Full circle now, with Thanksgiving in mind. Fifteen years ago I marked the holiday with a photograph of my younger family and a warning about “increased polarization in this country.” That was during the Tea Party’s rise — a tremor we now recognize as the prelude to all that followed. So I’ll end as I did then, with something simple and still true:

 

To friends and family, near and far, Happy Thanksgiving — my favorite holiday, and a uniquely American one.
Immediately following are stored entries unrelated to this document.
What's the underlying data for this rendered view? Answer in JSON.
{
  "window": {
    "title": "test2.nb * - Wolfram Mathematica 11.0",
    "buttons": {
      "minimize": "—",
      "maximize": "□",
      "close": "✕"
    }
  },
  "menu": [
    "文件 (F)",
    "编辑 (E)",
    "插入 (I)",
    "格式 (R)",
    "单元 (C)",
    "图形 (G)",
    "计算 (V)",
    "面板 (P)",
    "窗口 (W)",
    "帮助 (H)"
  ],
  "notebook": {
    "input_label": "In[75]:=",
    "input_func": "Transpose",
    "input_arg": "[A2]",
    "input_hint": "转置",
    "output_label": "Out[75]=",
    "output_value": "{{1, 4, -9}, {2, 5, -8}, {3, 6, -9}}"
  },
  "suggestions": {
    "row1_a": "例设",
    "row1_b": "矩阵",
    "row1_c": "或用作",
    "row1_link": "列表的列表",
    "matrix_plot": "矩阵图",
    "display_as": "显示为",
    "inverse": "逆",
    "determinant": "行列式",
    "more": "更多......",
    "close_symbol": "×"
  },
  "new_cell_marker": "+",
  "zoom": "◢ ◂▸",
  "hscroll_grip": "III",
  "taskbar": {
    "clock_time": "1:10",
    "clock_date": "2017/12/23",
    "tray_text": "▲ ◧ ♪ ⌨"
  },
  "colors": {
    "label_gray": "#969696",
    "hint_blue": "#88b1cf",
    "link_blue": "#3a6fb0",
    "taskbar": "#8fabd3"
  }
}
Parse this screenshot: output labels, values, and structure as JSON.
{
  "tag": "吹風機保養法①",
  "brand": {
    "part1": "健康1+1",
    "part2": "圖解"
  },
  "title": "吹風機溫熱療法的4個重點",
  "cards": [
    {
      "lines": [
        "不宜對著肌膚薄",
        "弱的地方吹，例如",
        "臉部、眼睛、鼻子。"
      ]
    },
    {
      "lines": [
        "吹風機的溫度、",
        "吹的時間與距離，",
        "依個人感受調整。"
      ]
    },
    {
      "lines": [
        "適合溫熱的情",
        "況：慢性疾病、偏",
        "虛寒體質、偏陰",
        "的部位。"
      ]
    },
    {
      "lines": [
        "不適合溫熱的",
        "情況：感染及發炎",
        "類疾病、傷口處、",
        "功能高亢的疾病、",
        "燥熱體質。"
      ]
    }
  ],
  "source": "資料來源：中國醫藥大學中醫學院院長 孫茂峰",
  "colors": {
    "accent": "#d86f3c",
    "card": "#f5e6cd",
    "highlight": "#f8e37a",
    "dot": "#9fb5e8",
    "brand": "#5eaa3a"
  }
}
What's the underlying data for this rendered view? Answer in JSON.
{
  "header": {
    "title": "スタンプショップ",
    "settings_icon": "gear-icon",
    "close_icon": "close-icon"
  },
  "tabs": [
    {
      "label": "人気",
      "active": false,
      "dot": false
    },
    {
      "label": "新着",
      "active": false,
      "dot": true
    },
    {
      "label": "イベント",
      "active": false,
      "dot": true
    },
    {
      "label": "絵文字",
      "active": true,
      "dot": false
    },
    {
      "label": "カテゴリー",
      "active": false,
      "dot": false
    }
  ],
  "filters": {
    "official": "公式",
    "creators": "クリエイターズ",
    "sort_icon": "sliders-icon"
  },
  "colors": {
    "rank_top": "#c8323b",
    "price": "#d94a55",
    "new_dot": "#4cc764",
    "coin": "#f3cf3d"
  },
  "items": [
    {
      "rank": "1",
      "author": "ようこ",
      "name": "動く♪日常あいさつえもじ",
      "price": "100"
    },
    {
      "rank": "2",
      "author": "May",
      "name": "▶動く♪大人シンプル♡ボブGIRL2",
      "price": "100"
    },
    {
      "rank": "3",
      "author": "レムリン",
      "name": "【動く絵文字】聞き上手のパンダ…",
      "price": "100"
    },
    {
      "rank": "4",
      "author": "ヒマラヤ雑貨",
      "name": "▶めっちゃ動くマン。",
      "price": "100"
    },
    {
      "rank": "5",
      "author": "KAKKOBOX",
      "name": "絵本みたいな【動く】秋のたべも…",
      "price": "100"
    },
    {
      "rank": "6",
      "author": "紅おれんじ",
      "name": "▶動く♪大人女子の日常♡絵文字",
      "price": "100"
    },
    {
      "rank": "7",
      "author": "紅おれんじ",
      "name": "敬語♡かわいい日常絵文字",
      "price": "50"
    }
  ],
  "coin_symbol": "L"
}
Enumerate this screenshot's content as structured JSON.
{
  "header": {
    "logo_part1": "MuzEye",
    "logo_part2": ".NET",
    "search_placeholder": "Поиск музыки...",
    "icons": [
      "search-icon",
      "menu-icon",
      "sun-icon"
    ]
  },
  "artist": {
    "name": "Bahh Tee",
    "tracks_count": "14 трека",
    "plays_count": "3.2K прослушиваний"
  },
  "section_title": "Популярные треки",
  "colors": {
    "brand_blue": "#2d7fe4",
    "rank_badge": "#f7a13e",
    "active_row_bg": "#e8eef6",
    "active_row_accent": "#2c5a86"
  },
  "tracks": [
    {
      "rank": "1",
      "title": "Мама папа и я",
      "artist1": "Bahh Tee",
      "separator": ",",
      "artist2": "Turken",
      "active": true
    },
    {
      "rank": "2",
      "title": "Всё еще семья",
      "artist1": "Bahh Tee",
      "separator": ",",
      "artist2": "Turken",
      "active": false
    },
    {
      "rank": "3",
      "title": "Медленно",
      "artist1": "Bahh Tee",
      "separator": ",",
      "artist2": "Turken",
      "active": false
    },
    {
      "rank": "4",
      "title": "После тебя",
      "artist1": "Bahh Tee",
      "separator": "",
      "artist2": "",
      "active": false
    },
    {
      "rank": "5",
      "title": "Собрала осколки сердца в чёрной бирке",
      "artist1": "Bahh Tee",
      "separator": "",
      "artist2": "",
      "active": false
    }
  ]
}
Tuesday, November 11, 2025

The Glide Path of Inequality

 


It was fifteen years ago that I wrote one of my first pieces on economic inequality in this country, and since then that inequality has soared on an exponential basis.

 

It is no longer the millionaire next door; it’s the billionaire—and now, with Elon Musk’s potential pay package, the trillionaire next door. That’s larger than most countries’ gross national product. That earlier piece was about a book I published years ago, Herbert Inhaber’s and Sidney Carroll’s How Rich Is Too Rich, and although its focus was on the inheritance tax (or lack of it), its ingenious first chapter vividly depicts the parabolic rise of wealth in our population in the form of a parade—each marcher’s size proportional to their income. Imagine what that parade would look like today.

 

Back then I pointed to the policies of the Tea Party. How quaint that Party now seems next to the present Republican Party of plutocrats, whose leader even held an extravagant Halloween Great Gatsby celebration at Moolah-Lago—as millions of Americans lost their Supplemental Nutrition Assistance Program benefits. It’s hard to accept that as “coincidence.” It is abject cruelty. Meanwhile, ICE roams the nation, snatching people of color it thinks may be illegal immigrants—under the guise that all such people are violent criminals, their families be damned. This is heartbreakingly captured by Mike Luckovich in a recent political cartoon in the Atlanta Constitution.

 


This especially hit home last Thursday. I was playing tennis, still recovering from my injury, and as I looked up to serve, I stopped: overhead was a low-flying C-17 Globemaster, a hulking military transport. Were we being invaded? Well, yes—in a sense. The tennis courts happen to sit on that particular plane’s low glide path into Palm Beach International Airport. And since it was Thursday morning, I knew what it meant: another weekend visit by our President, come to play golf and consort with the rich and famous and—with his steady stream of pardons for those who helped make J6 a reality or enriched themselves with crypto duplicity—the infamous as well. That transport carries “the Beast”—his armored car—as well as other security vehicles, devices, and, who knows, his favorite golf clubs.

 

We were once a country of compassion. Our tax laws have always been open to debate, but never before have they been so one-sided—or the government run so shamelessly as a personal plaything. It makes you wonder who will prevail at Sotheby’s impending auction of “America” AKA the Golden Toilet Bowl (Maurizio Cattelan, “America” --ca. 2016) reportedly being sold by billionaire Steve Cohen (also NY Mets owner). Perhaps it will be won by an absentee bid, destined for the Classified Documents bathroom.